I love Japanese writers. Be it Murakami or the atmosphere created by Kobo Abe, or the prose of Junichiro Tanizaki, Japanese writers know their craft. Japanese novels of mystery and horror provide space to ponder the darker recesses of humanity.
Japanese mystery novels are not restricted to mystery alone. They explore the nature of humanity very subtly and make readers think about them as well. Mystery writer Keigo Higashino is currently one of the best-selling authors in Japan. Reading “The Devotion of Suspect X” provides understanding of his popularity and the reader knows exactly why the acclaim is only rightfully due. Higashino’s prose is both quietly poetic and noir-like adding to the fact that there is so much happening in the book. It almost reminded me of Dashiell Hammett and James M.Cain’s works.
The plot: Tetsuya Ishigami is a mathematics teacher with a boring routine. His unsuccessful attempts to motivate visibly bored and apathetic students discourage Ishigami, and his one true passion of solving a complex mathematical formula, lies outside of the classroom within the confines of his small apartment.
His life dramatically changes when Yasuko and her daughter Misato introduce themselves as his new neighbors. He imagines a fantasy life with them, listening to mother and daughter through the thin apartment walls and that is where the sinister perspective sets into the book. Within this context, Ishigami surprisingly exhibits a fierce desire to protect both mother and daughter, and so begins a bizarre tale that originates with the unexpected arrival of Yasuko’s nefarious ex-husband Togashi, which leads to murder and its revelation. The Devotion of Suspect X refers to Tetsuya’s life and how his devotion towards the mother and daughter is so great, almost bordering obsession.

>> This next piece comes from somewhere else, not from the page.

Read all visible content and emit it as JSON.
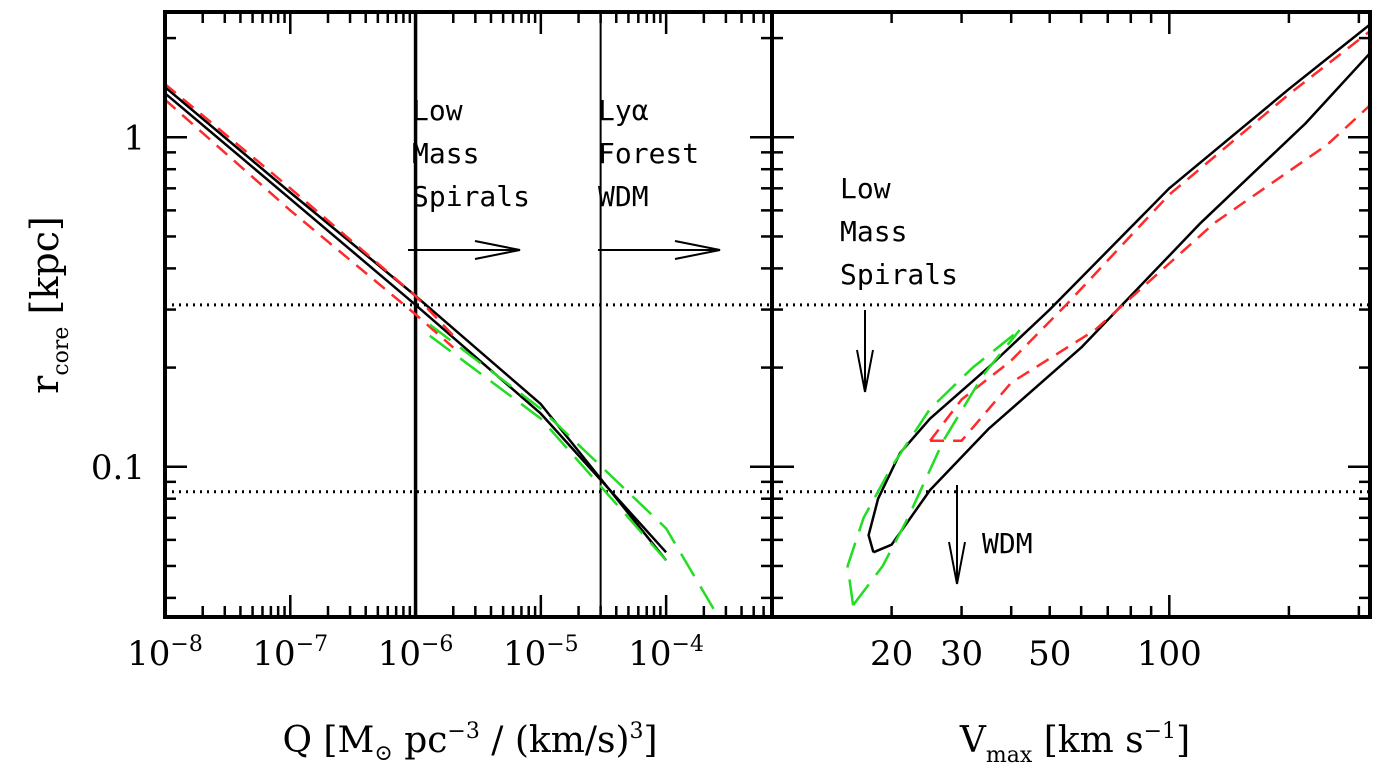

In this book, several protagonists go through significant psychological deterioration as well, and I would have to say that Higashino is a match for Dostoevsky in how he works these transformations. There is this strange sembelance to The Brothers Karamazov in the sense of the way it is structured and how some linear narratives also get added in-between.
Higashino has a superb sense of place for Tokyo. Of course that is also because he is a resident. However, having said that, there are a number of repetitive paths taken by numerous characters, and by the end of the book, you will feel as if you have walked them as well. He also knows how to describe the sciences and what he does with the plot. I loved the structure of the novel – it was crisp and to the point. Higashino never once beats around the bush, which can happen when writing a mystery novel. More so the translation worked just fine for me as well.
I liked the way the Japanese line of thought was kept intact and the reader can almost sense the points of pure Japanese mystery, all thanks to the translator Alexander O. Smith. This is surprisingly the third mystery in the series written by the author, and this is probably the first translation amongst them. I am sure that more will be translated considering this one’s success. I enjoyed this read a lot, having completed it in one night. The Devotion of Suspect X is a kick-ass thriller/mystery and more books like these should be published, read and enjoyed by all.